Example of a workload with a cyclical usage pattern

Example of a workload with a cyclical usage pattern

Example

Consider a user-facing service that experiences consistent daily traffic patterns - low usage during nighttime hours and high usage during business hours. During off-peak hours, the service might need only 0.5 CPU cores total across all pods. During peak hours, usage might spike to 10 CPU cores. Workload Autoscaler recognizes this pattern and ensures the workload can scale efficiently across its full operating range while maintaining optimal CPU allocation at both low and high usage periods.

The technical details of how the system calculates CPU distribution - such as validating if minRequests * maxReplicas >= maxLoad - ensure the workload always has sufficient capacity to handle its expected load patterns, whether operating at minimum or maximum scale.

Limitations

When using VPA and HPA together on Cast AI, the aforementioned algorithmic optimizations happen automatically in the background with no manual configuration needed or, in fact, available. There are no way to toggle this behavior on or off. Therefore, it is important to note that there are certain limitations that need to be understood.

CPU-based scaling only

Workload Autoscaler's VPA and HPA integration currently only works with CPU utilization-based horizontal scaling. When HPA is configured based on memory metrics or custom metrics, the automatic optimization between vertical and horizontal scaling will not occur.
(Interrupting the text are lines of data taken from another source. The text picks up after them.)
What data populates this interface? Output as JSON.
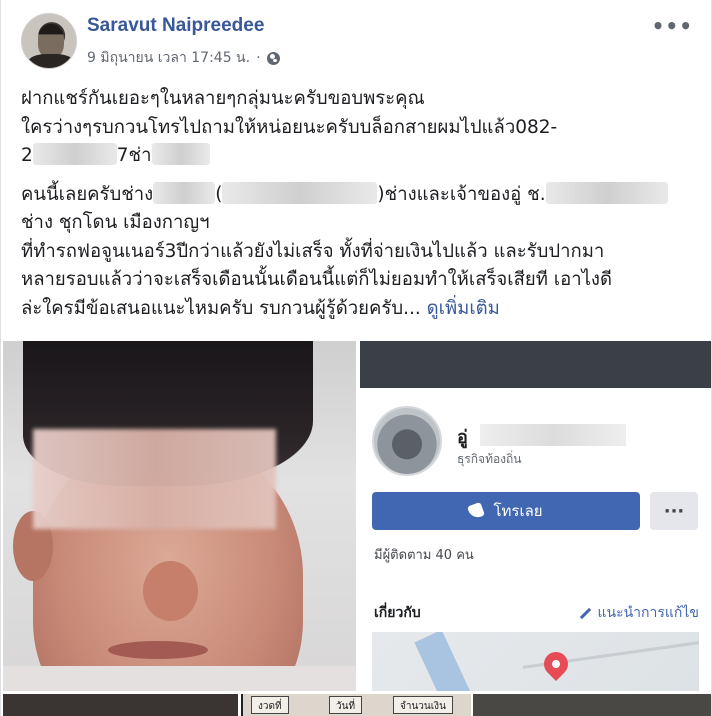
{
  "post": {
    "author": "Saravut Naipreedee",
    "timestamp": "9 มิถุนายน เวลา 17:45 น.",
    "text": {
      "line1": "ฝากแชร์กันเยอะๆในหลายๆกลุ่มนะครับขอบพระคุณ",
      "line2a": "ใครว่างๆรบกวนโทรไปถามให้หน่อยนะครับบล็อกสายผมไปแล้ว082-",
      "line3a": "2",
      "line3b": "7ช่า",
      "line4a": "คนนี้เลยครับช่าง",
      "line4b": "(",
      "line4c": ")ช่างและเจ้าของอู่ ช.",
      "line5": "ช่าง ชุกโดน เมืองกาญฯ",
      "line6": "ที่ทำรถฟอจูนเนอร์3ปีกว่าแล้วยังไม่เสร็จ ทั้งที่จ่ายเงินไปแล้ว และรับปากมา",
      "line7": "หลายรอบแล้วว่าจะเสร็จเดือนนั้นเดือนนี้แต่ก็ไม่ยอมทำให้เสร็จเสียที เอาไงดี",
      "line8": "ล่ะใครมีข้อเสนอแนะไหมครับ รบกวนผู้รู้ด้วยครับ...",
      "see_more": "ดูเพิ่มเติม"
    }
  },
  "screenshot_card": {
    "page_name_prefix": "อู่",
    "category": "ธุรกิจท้องถิ่น",
    "call_button": "โทรเลย",
    "more_button": "···",
    "followers": "มีผู้ติดตาม 40 คน",
    "about_title": "เกี่ยวกับ",
    "suggest_edit": "แนะนำการแก้ไข"
  },
  "bottom_doc": {
    "col1": "งวดที่",
    "col2": "วันที่",
    "col3": "จำนวนเงิน"
  },
  "icons": {
    "more": "more-options-icon",
    "globe": "globe-icon",
    "phone": "phone-icon",
    "pencil": "pencil-icon",
    "pin": "map-pin-icon"
  },
  "colors": {
    "author_link": "#385898",
    "call_button": "#4267b2",
    "map_pin": "#e64c56"
  }
}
This is because CPU usage patterns are typically more predictable and evenly distributable across pods compared to memory usage.

Custom metric HPAs

If you have configured HPA to scale based on custom metrics, the background VPA-HPA optimization will not be applied. The system will continue to respect your custom metric-based scaling decisions without attempting to optimize the interaction between vertical and horizontal scaling.

VPA setting availability

Several VPA settings available for the Workload Autoscaler become irrelevant as the system handles CPU allocation dynamically and balances between the two optimization strategies. Even if their values are set in the vertical scaling policy, they will be ignored.

Recommendation percentile:
Instead of respecting the CPU values manually set by the user, when both VPA and HPA are enabled for a workload, the system will rely on its aforementioned algorithms instead to issue recommendations for the CPU. For Memory, the figure below can still be configured.

Resource overhead:
When both VPA and HPA are enabled for a workload, adding CPU overhead is no longer possible because the workload can be scaled in two dimensions to meet any increased CPU demand. Memory overhead can still be configured as that resource falls outside of HPA-VPA algorithms.